Omaha should cut down on suburban sprawl, restructure incentives for inner-city development and do a better job sharing data between government departments, according to a new report from IBM business consultants.
The city was one of 33 communities that received a grant last year for a study. A team of five consultants visited Omaha in October to assess the city's planning and development efforts and offer their recommendations.
Monday, the city released the consultants' final report.
The team noted that Omaha has fared well during challenging times for the economy, but expressed concerns about the city's pattern of building west into suburban areas. The consultants said creating areas with lower population density has affected “the city's financial stability, the sustainability of service levels and potential for long-term economic growth.”

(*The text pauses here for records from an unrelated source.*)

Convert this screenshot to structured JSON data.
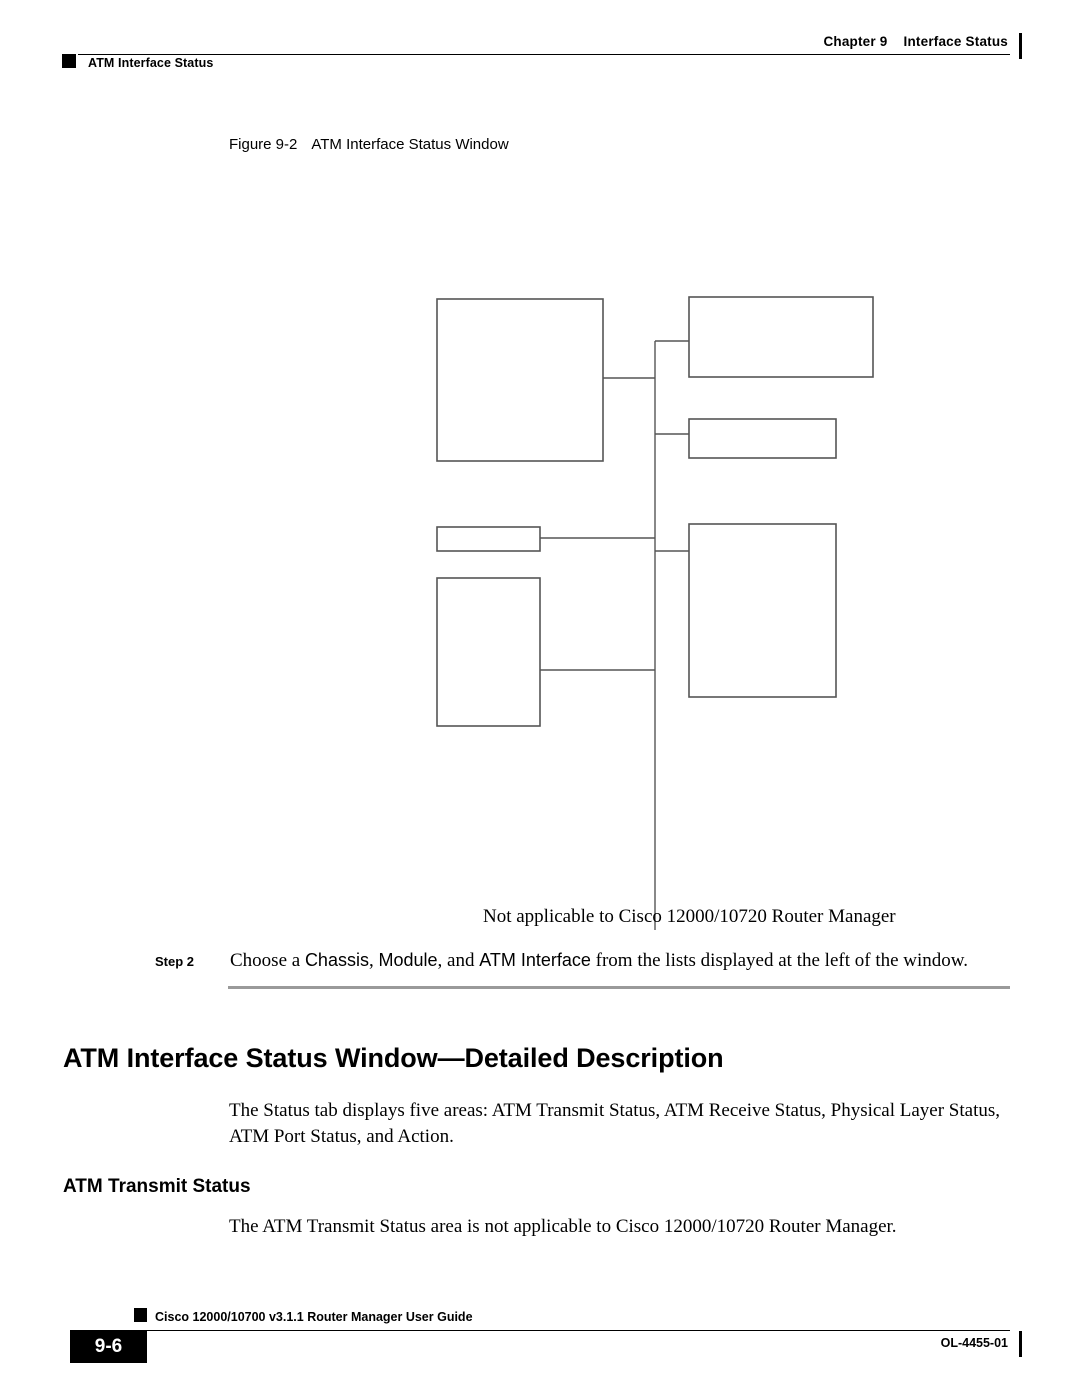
{
  "header": {
    "chapter_label": "Chapter 9",
    "chapter_title": "Interface Status",
    "running_title": "ATM Interface Status"
  },
  "figure": {
    "number": "Figure 9-2",
    "title": "ATM Interface Status Window",
    "callouts": [
      {
        "id": "callout-1",
        "label": ""
      },
      {
        "id": "callout-2",
        "label": ""
      },
      {
        "id": "callout-3",
        "label": ""
      },
      {
        "id": "callout-4",
        "label": ""
      },
      {
        "id": "callout-5",
        "label": ""
      },
      {
        "id": "callout-6",
        "label": ""
      }
    ],
    "note": "Not applicable to Cisco 12000/10720 Router Manager"
  },
  "step": {
    "label": "Step 2",
    "text_before": "Choose a ",
    "ui_chassis": "Chassis",
    "text_comma": ", ",
    "ui_module": "Module",
    "text_and": ", and ",
    "ui_interface": "ATM Interface",
    "text_after": " from the lists displayed at the left of the window."
  },
  "sections": {
    "detailed_description_heading": "ATM Interface Status Window—Detailed Description",
    "detailed_description_body": "The Status tab displays five areas: ATM Transmit Status, ATM Receive Status, Physical Layer Status, ATM Port Status, and Action.",
    "transmit_heading": "ATM Transmit Status",
    "transmit_body": "The ATM Transmit Status area is not applicable to Cisco 12000/10720 Router Manager."
  },
  "footer": {
    "guide_title": "Cisco 12000/10700 v3.1.1 Router Manager User Guide",
    "page_number": "9-6",
    "doc_id": "OL-4455-01"
  },
  "colors": {
    "ink": "#000000",
    "rule_gray": "#9a9a9a",
    "box_stroke": "#555555",
    "page_background": "#ffffff"
  }
}
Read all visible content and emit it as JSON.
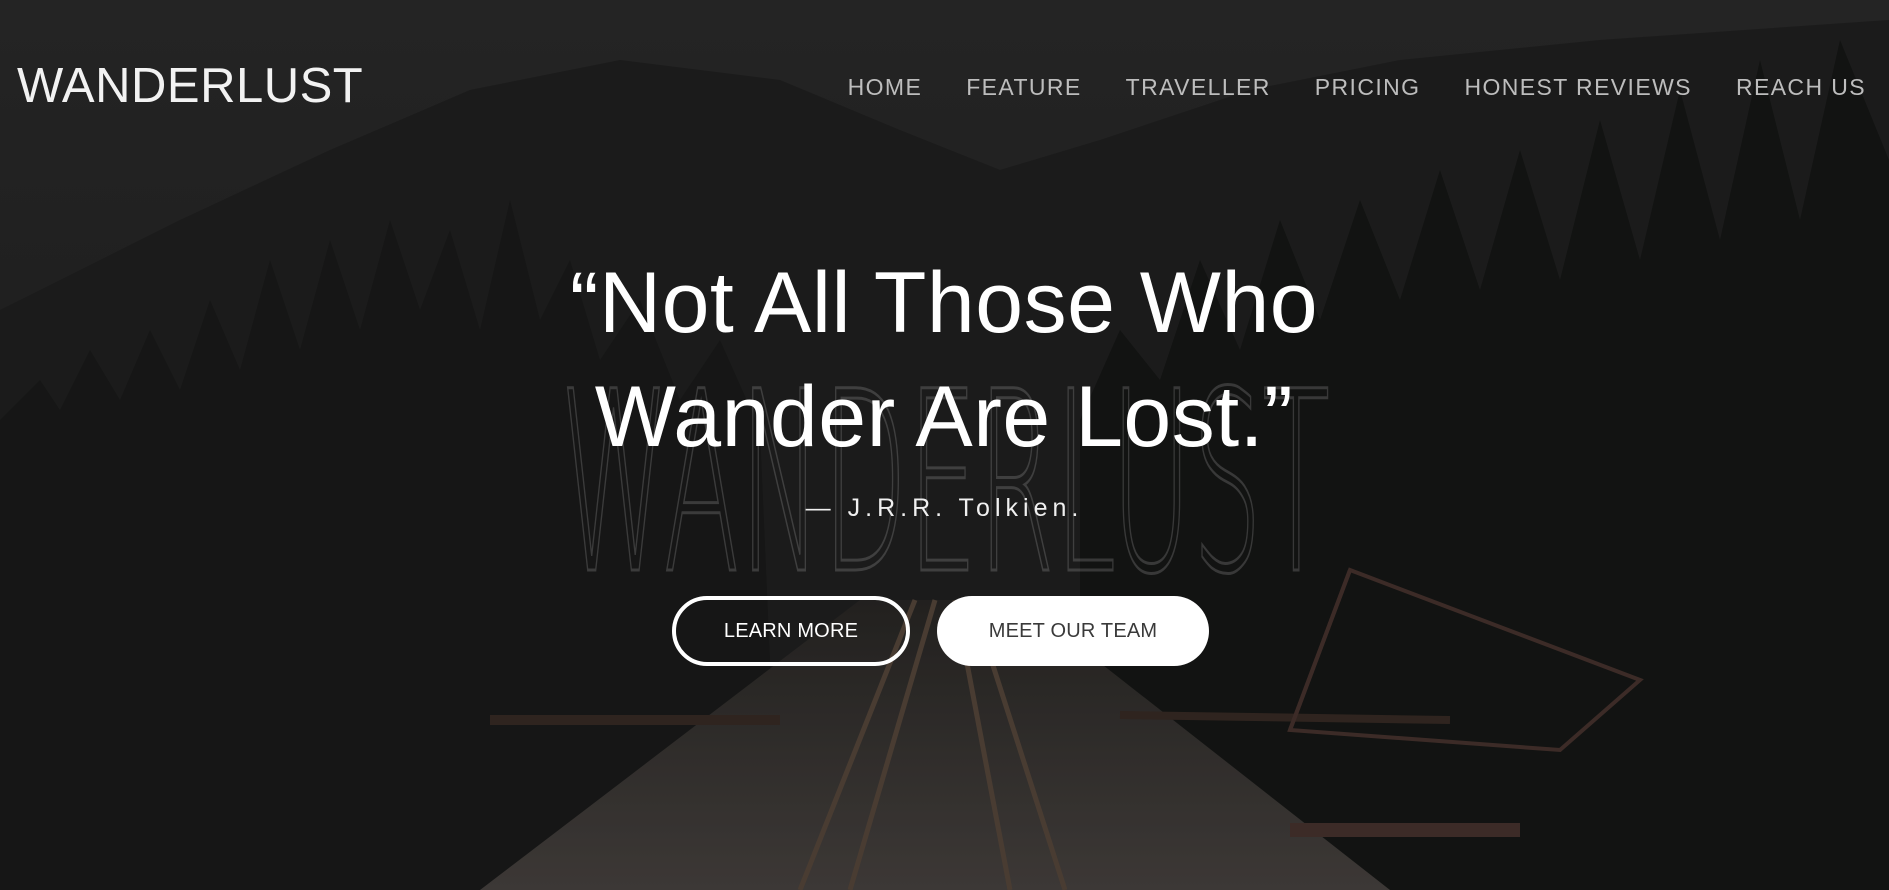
{
  "header": {
    "logo": "WANDERLUST",
    "nav": [
      {
        "label": "HOME"
      },
      {
        "label": "FEATURE"
      },
      {
        "label": "TRAVELLER"
      },
      {
        "label": "PRICING"
      },
      {
        "label": "HONEST REVIEWS"
      },
      {
        "label": "REACH US"
      }
    ]
  },
  "hero": {
    "quote_line1": "“Not All Those Who",
    "quote_line2": "Wander Are Lost.”",
    "author": "— J.R.R. Tolkien.",
    "watermark": "WANDERLUST",
    "buttons": {
      "learn_more": "LEARN MORE",
      "meet_team": "MEET OUR TEAM"
    }
  },
  "colors": {
    "background": "#1f1f1f",
    "text": "#ffffff",
    "nav_text": "#bdbdbd",
    "button_text_dark": "#3a3a3a"
  }
}
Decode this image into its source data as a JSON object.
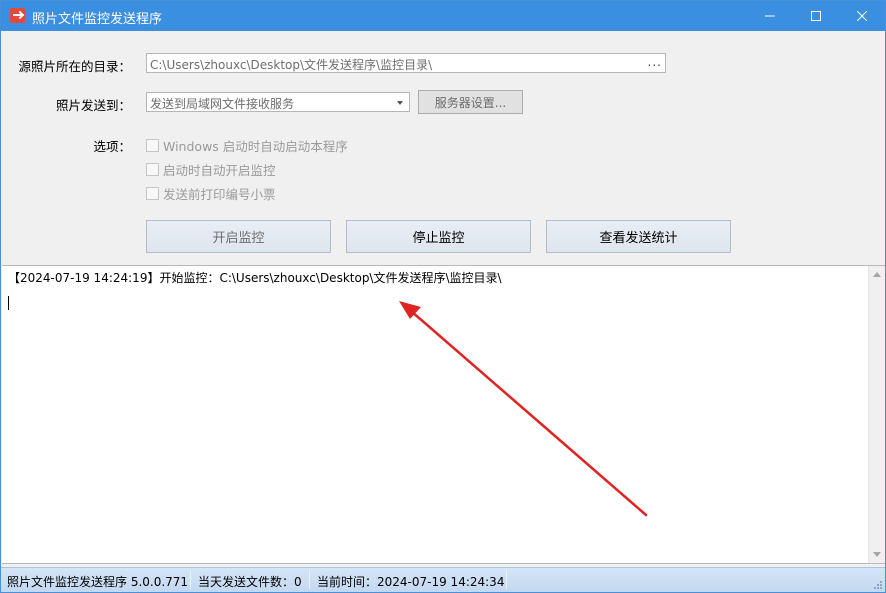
{
  "window": {
    "title": "照片文件监控发送程序",
    "titlebar_color": "#3b8fe0"
  },
  "form": {
    "dir_label": "源照片所在的目录：",
    "dir_value": "C:\\Users\\zhouxc\\Desktop\\文件发送程序\\监控目录\\",
    "dir_browse": "...",
    "send_label": "照片发送到：",
    "send_value": "发送到局域网文件接收服务",
    "server_button": "服务器设置...",
    "options_label": "选项：",
    "options": [
      {
        "label": "Windows 启动时自动启动本程序",
        "checked": false
      },
      {
        "label": "启动时自动开启监控",
        "checked": false
      },
      {
        "label": "发送前打印编号小票",
        "checked": false
      }
    ]
  },
  "actions": {
    "start": "开启监控",
    "stop": "停止监控",
    "stats": "查看发送统计"
  },
  "log": {
    "lines": [
      "【2024-07-19 14:24:19】开始监控：C:\\Users\\zhouxc\\Desktop\\文件发送程序\\监控目录\\"
    ]
  },
  "annotation": {
    "arrow_color": "#e02424",
    "icon": "red-arrow-icon"
  },
  "status": {
    "app_version": "照片文件监控发送程序 5.0.0.771",
    "sent_today": "当天发送文件数：0",
    "current_time": "当前时间：2024-07-19 14:24:34"
  }
}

As a result, the report suggests that the city should do more to recover costs from suburban development, including linking property tax rates to population density, with people in low-density areas paying more. Newly annexed subdivisions, the report said, could come with “special-impact” fees and the city could charge a higher rate for providing services such as garbage collection, road maintenance and parks for areas farther removed from the city's core.
Mayor Jim Suttle, who is leaving office next week, said he'd like to see the recommendations spur conversation at City Hall.
“Omaha is committed to meeting our challenges with collaborative and innovative solutions,” he said in a statement. “It is my hope that the recommendations of the IBM team will generate important discussions among stakeholders throughout the city about Omaha's future economic growth strategy.”